Ti-Jeanne/Prince of Cemetery chuckled, a hollow sound like bones falling into a pit. He danced over to Eshu's stone head and used a long, long finger to scoop up some of the chicken blood thickening there. Slowly he licked and sucked it off his finger, smiling like a child scraping out the batter bowl. Tony's stomach roiled. "But doux-doux," Prince of Cemetery said, "Your granddaughter head full of spirits already; she ain't tell you? All kind of duppy and thing. When she close she eyes, she does see death. She belong to me. She is my daughter. You should 'fraid of she."

The old woman sucked her teeth in disgust. "Man, don't try to mamaguy me, oui? You only telling half the story. Prince of Cemetery does watch over death, yes, but he control life too, when he come as Eshu.

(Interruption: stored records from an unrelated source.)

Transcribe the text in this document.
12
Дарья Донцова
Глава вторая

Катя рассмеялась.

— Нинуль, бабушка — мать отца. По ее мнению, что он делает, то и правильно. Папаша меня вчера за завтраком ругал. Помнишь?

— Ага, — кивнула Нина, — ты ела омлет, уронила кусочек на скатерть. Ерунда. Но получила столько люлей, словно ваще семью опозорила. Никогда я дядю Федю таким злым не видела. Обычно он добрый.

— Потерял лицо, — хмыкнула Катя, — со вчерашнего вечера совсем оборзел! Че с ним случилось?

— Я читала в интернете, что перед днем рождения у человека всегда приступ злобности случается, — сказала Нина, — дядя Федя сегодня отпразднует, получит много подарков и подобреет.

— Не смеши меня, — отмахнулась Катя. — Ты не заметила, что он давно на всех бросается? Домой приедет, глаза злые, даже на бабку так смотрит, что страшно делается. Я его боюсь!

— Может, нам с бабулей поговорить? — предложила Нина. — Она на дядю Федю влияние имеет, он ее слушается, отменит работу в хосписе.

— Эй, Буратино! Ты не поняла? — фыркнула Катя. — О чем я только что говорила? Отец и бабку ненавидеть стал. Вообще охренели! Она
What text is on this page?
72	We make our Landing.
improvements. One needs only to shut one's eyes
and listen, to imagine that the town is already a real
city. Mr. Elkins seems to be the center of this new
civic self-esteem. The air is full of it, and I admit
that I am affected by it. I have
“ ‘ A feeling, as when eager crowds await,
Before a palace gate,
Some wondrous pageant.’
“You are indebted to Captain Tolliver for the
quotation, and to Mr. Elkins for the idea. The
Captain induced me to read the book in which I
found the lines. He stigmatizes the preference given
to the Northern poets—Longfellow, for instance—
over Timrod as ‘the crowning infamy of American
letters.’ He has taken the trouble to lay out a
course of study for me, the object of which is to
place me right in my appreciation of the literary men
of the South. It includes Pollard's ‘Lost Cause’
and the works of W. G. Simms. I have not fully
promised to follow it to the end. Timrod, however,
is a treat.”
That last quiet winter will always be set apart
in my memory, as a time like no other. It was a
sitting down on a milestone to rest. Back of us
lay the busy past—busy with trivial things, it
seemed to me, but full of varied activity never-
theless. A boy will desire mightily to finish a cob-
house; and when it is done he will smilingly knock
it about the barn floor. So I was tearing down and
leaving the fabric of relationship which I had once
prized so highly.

So why I should be frighten?"

The spirit grinned wide, did a pirouette. "Well, if you know that, old lady, tell Ti-Jeanne. Tell my horse to open she eyes good and see the whole thing; death..." he stopped, seemed for the first time to notice Baby strapped to his chest. Baby stared up at him, no fear in his face. Prince of Cemetery chortled. He pulled open the velcro, took Baby out of the Snugli and held him up in the air, grinning and cooing at him. Baby cooed back.

"...and life," Prince of Cemetery continued. The words were now coming from Baby's lips. The booming deep man-voice lisped with the effort of forming words through the baby's underdeveloped vocal apparatus. "Tell she when she go out tonight, she must carry something she man give she. She must conceal it somewhere on she body. I go hide she halfway in Guinea land, where flesh people can't see she. So long as she carrying Tony gift on she, nobody go see he either. But only till sunup. Tell she that," the baby cooed, then laughed, a sound too deep and knowing for its young body.